Die im Eilverfahren getroffene Feststellung, dass die Klage gegen die Anordnung des Ruhens der Approbation als Arzt voraussichtlich ohne Erfolg bleiben wird, reicht für die Anordnung der sofortigen Vollziehung nicht aus. Der darin liegende selbstständige Eingriff in die durch Art. 12 Abs. 1 GG geschützte Berufsfreiheit ist nur unter strengen Voraussetzungen zum Schutz wichtiger Gemeinschaftsgüter und unter strikter Beachtung des Grundsatzes der Verhältnismäßigkeit statthaft. 

Auswertung von Krankenversicherungsdaten zur medizinischen Forschung vorläufig weiter zulässig

BVerfG, Beschluss v. 19.03.2020 – 1 BvQ 1/20 

Das BVerfG hat einen Antrag abgelehnt, den Vollzug der durch das Digitale-Versorgung-Gesetz im Dezember 2019 neu geschaffenen §§ 68a Abs. 5; 303a bis 303f SGB V im Wege des Erlasses einer einstweiligen Anordnung außer Kraft zu setzen.

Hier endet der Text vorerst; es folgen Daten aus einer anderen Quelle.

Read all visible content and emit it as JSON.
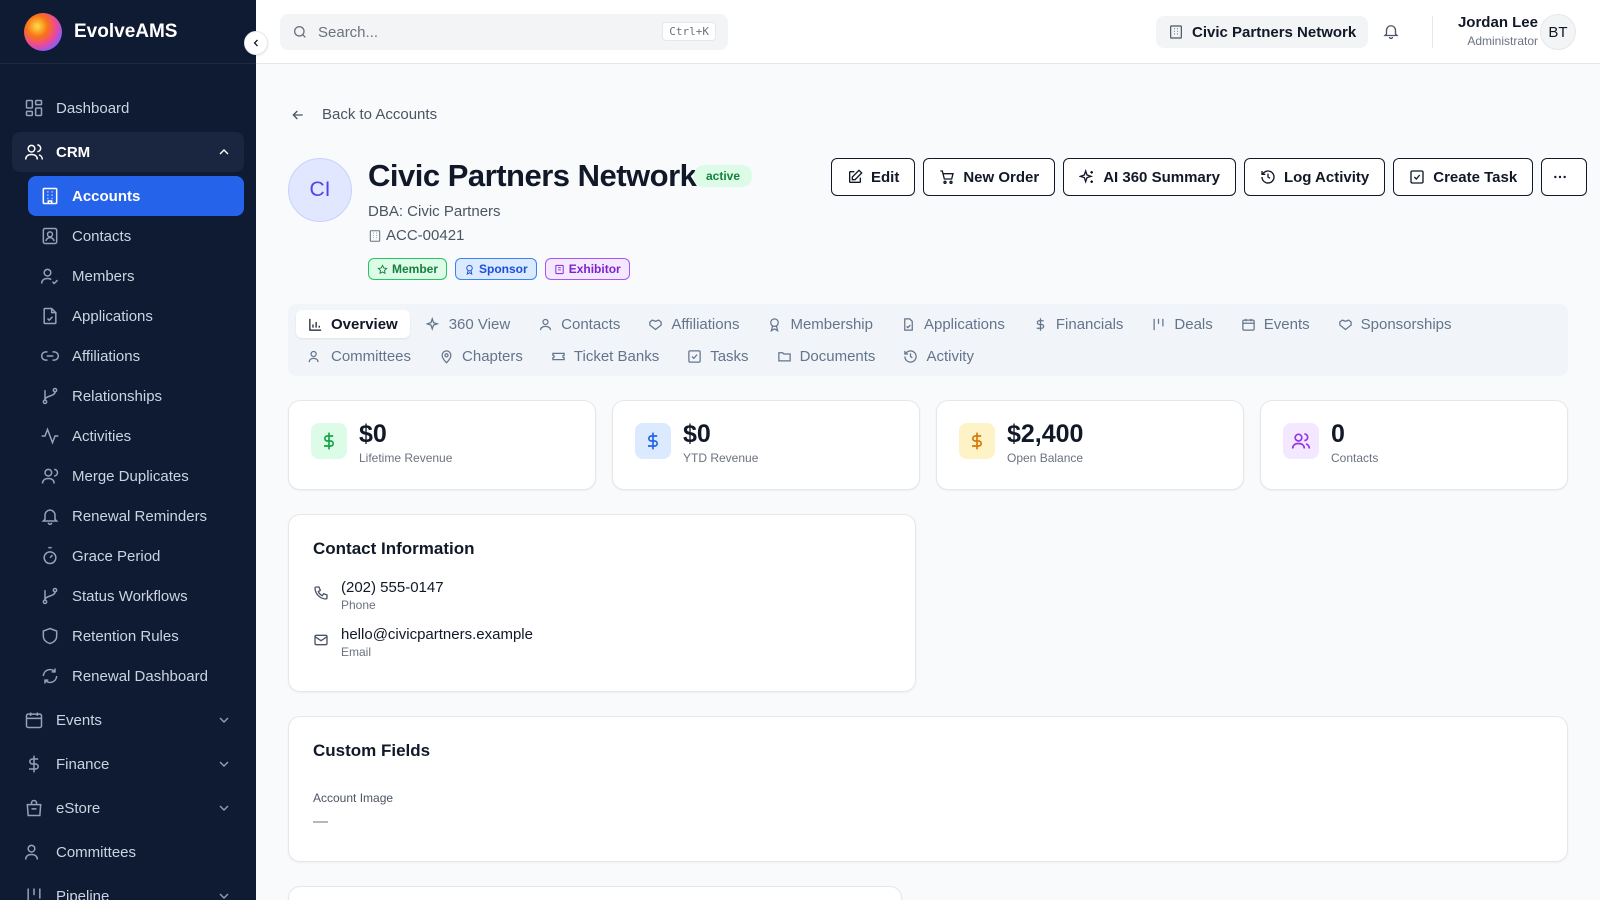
{
  "app": {
    "name": "EvolveAMS"
  },
  "sidebar": {
    "items": [
      {
        "label": "Dashboard",
        "icon": "dashboard-icon"
      },
      {
        "label": "CRM",
        "icon": "users-icon"
      }
    ],
    "crm_sub": [
      {
        "label": "Accounts",
        "icon": "building-icon",
        "active": true
      },
      {
        "label": "Contacts",
        "icon": "contact-icon"
      },
      {
        "label": "Members",
        "icon": "user-check-icon"
      },
      {
        "label": "Applications",
        "icon": "file-icon"
      },
      {
        "label": "Affiliations",
        "icon": "link-icon"
      },
      {
        "label": "Relationships",
        "icon": "branch-icon"
      },
      {
        "label": "Activities",
        "icon": "activity-icon"
      },
      {
        "label": "Merge Duplicates",
        "icon": "user-icon"
      },
      {
        "label": "Renewal Reminders",
        "icon": "bell-icon"
      },
      {
        "label": "Grace Period",
        "icon": "timer-icon"
      },
      {
        "label": "Status Workflows",
        "icon": "branch-icon"
      },
      {
        "label": "Retention Rules",
        "icon": "shield-icon"
      },
      {
        "label": "Renewal Dashboard",
        "icon": "refresh-icon"
      }
    ],
    "groups": [
      {
        "label": "Events",
        "icon": "calendar-icon"
      },
      {
        "label": "Finance",
        "icon": "dollar-icon"
      },
      {
        "label": "eStore",
        "icon": "store-icon"
      },
      {
        "label": "Committees",
        "icon": "users-icon"
      },
      {
        "label": "Pipeline",
        "icon": "kanban-icon"
      }
    ]
  },
  "topbar": {
    "search_placeholder": "Search...",
    "shortcut": "Ctrl+K",
    "org": "Civic Partners Network",
    "user_name": "Jordan Lee",
    "user_role": "Administrator",
    "user_initials": "BT"
  },
  "account": {
    "back_label": "Back to Accounts",
    "initials": "CI",
    "name": "Civic Partners Network",
    "status": "active",
    "dba": "DBA: Civic Partners",
    "number": "ACC-00421",
    "tags": [
      "Member",
      "Sponsor",
      "Exhibitor"
    ]
  },
  "actions": [
    "Edit",
    "New Order",
    "AI 360 Summary",
    "Log Activity",
    "Create Task"
  ],
  "tabs_row1": [
    "Overview",
    "360 View",
    "Contacts",
    "Affiliations",
    "Membership",
    "Applications",
    "Financials",
    "Deals",
    "Events",
    "Sponsorships"
  ],
  "tabs_row2": [
    "Committees",
    "Chapters",
    "Ticket Banks",
    "Tasks",
    "Documents",
    "Activity"
  ],
  "stats": [
    {
      "value": "$0",
      "label": "Lifetime Revenue",
      "bg": "#dcfce7",
      "fg": "#16a34a"
    },
    {
      "value": "$0",
      "label": "YTD Revenue",
      "bg": "#dbeafe",
      "fg": "#2563eb"
    },
    {
      "value": "$2,400",
      "label": "Open Balance",
      "bg": "#fef3c7",
      "fg": "#d97706"
    },
    {
      "value": "0",
      "label": "Contacts",
      "bg": "#f3e8ff",
      "fg": "#9333ea"
    }
  ],
  "contact_info": {
    "title": "Contact Information",
    "phone": "(202) 555-0147",
    "phone_label": "Phone",
    "email": "hello@civicpartners.example",
    "email_label": "Email"
  },
  "custom_fields": {
    "title": "Custom Fields",
    "field_label": "Account Image",
    "field_value": "—"
  }
}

§ 68a Abs. 5 SGB V ermächtigt die gesetzlichen Krankenkassen dazu, versichertenbezogene Daten pseudonymisiert oder anonymisiert auszuwerten, um den Versorgungsbedarf im Hinblick auf digitale Innovationen und deren möglichen Einfluss auf die Versorgung der gesetzlichen Versicherten zu ermitteln und etwaige positive Versorgungseffekte digitaler Anwendungen im Gesundheitsbereich zu ermitteln. Die §§ 303a ff. SGB V sollen die Nutzbarkeit bestimmter Gesundheitsdaten unter anderem für Forschungszwecke verbessern.

Nach Auffassung des BVerfG warf das Verfahren schwierige verfassungsrechtliche Fragen auf. Die Nachteile, die sich aus einer vorläufigen Anwendung der Vorschriften ergeben, wenn sich das Gesetz im Nachhinein als verfassungswidrig erweise, seien von erheblichem Gewicht. Sie überwögen aber nicht deutlich die Nachteile, die entstünden, wenn die Vorschriften außer Kraft träten, sich das Gesetz aber später doch als verfassungsgemäß erweise.